The email's author was self-identified as a senior high school student who had been bullied, and a "devout Muslim," but the contents do not support those assertions, said Rep. Brad Sherman, D-Sherman Oaks, former chairman of the House subcommittee on terrorism.
The email never mentioned the Koran, the holy book of Islam, and at one point failed to capitalize the first "A" of Allah, Sherman noted.
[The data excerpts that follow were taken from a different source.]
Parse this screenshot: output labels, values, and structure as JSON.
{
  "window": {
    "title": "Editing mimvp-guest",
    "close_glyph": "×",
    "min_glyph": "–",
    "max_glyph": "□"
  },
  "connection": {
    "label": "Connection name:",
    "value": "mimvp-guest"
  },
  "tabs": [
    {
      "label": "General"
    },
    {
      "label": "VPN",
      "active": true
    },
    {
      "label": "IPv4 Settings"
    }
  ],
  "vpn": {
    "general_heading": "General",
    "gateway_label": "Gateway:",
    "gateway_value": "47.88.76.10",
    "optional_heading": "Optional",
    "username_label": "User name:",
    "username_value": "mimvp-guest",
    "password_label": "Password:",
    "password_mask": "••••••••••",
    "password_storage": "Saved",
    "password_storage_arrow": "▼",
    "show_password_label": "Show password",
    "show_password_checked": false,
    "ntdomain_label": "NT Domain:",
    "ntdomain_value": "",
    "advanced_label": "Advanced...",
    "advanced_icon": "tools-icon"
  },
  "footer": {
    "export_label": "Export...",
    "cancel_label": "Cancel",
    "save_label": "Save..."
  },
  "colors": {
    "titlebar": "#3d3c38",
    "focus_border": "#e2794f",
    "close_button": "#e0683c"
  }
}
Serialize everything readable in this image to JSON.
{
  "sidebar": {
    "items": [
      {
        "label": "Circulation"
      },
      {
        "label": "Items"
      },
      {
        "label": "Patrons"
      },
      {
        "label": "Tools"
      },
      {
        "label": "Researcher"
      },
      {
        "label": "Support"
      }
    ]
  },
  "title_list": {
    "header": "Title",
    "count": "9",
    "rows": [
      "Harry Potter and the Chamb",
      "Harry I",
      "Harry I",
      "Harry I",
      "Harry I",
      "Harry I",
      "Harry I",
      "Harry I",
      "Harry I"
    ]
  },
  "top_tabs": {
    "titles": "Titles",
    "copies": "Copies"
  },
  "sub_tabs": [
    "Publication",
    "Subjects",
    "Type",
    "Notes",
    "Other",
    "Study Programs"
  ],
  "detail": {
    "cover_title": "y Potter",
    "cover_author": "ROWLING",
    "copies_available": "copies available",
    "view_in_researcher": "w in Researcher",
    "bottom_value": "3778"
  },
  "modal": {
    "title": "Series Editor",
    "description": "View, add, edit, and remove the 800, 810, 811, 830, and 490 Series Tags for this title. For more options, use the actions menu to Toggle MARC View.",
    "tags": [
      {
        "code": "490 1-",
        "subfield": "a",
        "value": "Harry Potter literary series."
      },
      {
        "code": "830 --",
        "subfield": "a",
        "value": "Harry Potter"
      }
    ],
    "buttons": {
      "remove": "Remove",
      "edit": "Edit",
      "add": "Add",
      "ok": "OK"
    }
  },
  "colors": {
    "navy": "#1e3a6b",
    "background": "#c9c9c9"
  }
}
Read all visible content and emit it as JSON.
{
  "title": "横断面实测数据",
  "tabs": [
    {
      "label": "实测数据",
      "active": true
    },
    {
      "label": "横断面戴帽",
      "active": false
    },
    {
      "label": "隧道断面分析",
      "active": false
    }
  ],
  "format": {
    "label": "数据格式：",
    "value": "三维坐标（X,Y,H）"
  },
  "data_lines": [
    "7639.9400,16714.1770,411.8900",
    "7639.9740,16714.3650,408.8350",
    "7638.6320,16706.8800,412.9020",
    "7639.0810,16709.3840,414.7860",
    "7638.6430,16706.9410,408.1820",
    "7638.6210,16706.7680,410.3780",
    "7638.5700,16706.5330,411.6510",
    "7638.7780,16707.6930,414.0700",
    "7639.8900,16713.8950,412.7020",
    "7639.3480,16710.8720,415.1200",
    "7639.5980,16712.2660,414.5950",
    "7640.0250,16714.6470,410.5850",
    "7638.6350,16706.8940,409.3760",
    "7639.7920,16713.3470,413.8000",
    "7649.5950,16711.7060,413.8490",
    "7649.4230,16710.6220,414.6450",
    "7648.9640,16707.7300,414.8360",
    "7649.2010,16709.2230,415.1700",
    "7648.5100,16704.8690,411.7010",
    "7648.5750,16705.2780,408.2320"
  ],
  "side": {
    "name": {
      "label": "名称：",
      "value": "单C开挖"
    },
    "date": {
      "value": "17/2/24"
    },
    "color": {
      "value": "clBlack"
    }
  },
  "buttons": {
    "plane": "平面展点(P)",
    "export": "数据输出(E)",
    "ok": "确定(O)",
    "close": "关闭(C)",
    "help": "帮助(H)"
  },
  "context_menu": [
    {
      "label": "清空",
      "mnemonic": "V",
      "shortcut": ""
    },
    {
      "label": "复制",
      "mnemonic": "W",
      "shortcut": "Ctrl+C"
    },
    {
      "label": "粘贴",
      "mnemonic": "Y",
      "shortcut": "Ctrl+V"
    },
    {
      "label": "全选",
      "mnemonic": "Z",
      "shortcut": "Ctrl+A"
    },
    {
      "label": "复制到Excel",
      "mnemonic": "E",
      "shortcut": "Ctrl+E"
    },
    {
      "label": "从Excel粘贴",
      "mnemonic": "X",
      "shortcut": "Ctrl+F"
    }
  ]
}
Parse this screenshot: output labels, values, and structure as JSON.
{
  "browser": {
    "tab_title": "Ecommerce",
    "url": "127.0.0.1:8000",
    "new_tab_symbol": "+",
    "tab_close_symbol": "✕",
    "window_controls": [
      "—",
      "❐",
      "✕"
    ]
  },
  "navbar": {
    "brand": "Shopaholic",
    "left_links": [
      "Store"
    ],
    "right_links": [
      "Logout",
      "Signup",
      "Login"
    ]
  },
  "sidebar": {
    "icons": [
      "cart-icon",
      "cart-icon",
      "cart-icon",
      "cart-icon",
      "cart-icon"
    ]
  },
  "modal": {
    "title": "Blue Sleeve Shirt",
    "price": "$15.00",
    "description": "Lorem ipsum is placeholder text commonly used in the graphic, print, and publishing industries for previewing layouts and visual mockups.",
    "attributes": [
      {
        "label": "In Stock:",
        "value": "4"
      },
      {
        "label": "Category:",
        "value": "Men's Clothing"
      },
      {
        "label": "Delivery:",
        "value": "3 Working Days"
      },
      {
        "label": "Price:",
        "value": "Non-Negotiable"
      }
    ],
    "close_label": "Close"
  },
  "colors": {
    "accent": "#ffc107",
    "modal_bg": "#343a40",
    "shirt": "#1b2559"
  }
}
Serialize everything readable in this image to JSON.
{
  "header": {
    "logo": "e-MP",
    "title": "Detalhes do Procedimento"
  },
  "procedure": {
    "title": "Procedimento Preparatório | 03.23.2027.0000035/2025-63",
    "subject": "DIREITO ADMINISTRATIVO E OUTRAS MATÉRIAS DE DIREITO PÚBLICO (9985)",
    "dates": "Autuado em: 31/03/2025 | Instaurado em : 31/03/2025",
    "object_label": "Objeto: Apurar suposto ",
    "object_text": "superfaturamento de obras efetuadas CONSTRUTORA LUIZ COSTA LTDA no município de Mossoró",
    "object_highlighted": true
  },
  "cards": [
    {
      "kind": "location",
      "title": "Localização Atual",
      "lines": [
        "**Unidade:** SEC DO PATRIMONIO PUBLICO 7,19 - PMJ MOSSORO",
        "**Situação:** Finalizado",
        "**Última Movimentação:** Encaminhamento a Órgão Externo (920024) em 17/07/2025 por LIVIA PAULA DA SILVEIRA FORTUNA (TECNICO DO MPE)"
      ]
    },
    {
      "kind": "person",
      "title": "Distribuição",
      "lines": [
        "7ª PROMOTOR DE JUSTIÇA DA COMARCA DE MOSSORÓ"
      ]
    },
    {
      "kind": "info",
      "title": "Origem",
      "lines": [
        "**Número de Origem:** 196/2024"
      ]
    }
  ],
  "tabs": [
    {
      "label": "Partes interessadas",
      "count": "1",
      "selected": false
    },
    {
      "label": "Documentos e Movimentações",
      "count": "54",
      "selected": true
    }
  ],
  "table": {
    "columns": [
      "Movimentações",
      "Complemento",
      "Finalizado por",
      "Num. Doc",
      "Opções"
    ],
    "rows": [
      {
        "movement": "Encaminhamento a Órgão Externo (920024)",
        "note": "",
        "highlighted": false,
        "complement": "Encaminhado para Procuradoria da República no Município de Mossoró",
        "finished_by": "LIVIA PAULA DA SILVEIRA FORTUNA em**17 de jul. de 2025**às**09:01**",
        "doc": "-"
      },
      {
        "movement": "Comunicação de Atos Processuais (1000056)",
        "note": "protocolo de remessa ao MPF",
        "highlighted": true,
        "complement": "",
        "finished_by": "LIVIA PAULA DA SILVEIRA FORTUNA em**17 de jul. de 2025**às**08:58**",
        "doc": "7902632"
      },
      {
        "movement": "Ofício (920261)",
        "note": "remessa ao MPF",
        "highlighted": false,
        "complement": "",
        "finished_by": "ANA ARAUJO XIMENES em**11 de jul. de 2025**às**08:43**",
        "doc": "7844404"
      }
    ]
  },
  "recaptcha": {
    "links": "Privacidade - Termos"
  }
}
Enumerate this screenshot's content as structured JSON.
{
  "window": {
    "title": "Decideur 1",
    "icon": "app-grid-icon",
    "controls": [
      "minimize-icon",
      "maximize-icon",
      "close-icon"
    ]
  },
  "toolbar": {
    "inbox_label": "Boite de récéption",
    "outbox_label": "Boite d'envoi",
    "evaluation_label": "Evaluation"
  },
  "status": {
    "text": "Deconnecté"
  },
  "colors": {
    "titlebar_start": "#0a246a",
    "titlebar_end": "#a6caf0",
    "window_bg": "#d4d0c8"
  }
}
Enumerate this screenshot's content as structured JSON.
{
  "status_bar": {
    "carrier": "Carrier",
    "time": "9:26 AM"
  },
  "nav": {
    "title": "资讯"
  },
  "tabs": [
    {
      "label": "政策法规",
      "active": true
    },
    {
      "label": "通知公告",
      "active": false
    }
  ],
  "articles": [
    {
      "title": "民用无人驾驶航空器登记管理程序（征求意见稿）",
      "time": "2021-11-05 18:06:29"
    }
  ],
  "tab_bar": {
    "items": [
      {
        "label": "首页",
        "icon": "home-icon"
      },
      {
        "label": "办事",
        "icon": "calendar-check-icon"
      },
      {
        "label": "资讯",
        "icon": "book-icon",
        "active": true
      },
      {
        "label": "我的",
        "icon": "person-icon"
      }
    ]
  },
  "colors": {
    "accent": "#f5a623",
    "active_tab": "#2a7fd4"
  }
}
The email address included a crude anatomical reference.
"There's reason to think the sender was trying to drive a wedge between the Islamic community and the rest of the United States," Sherman said from Washington, DC.
Though none of the threats was carried out, it's premature to discount the possibility the sender may have weapons to carry out an attack sometime in the future, Sherman said. 
Sherman is proposing the Department of Homeland Security set up a special unit to provide expertise to local entities such as school districts confronted with threats that need rapid analysis. 
Regardless of the sender's identity or motives, the differing responses of Los Angeles and New York were undoubtedly studied by terrorist movements, Sherman believes. He said it became apparent that Los Angeles has the capability to make quick decisions, redirect hundreds
of thousands of people, and search hundreds of locations, all within a handful of hours.
"That's impressive," said Sherman.  "But they also learned that America is jittery."
Sherman said it must be remembered that the goal of terrorists is to create fear. "And they've learned they can do that with an email."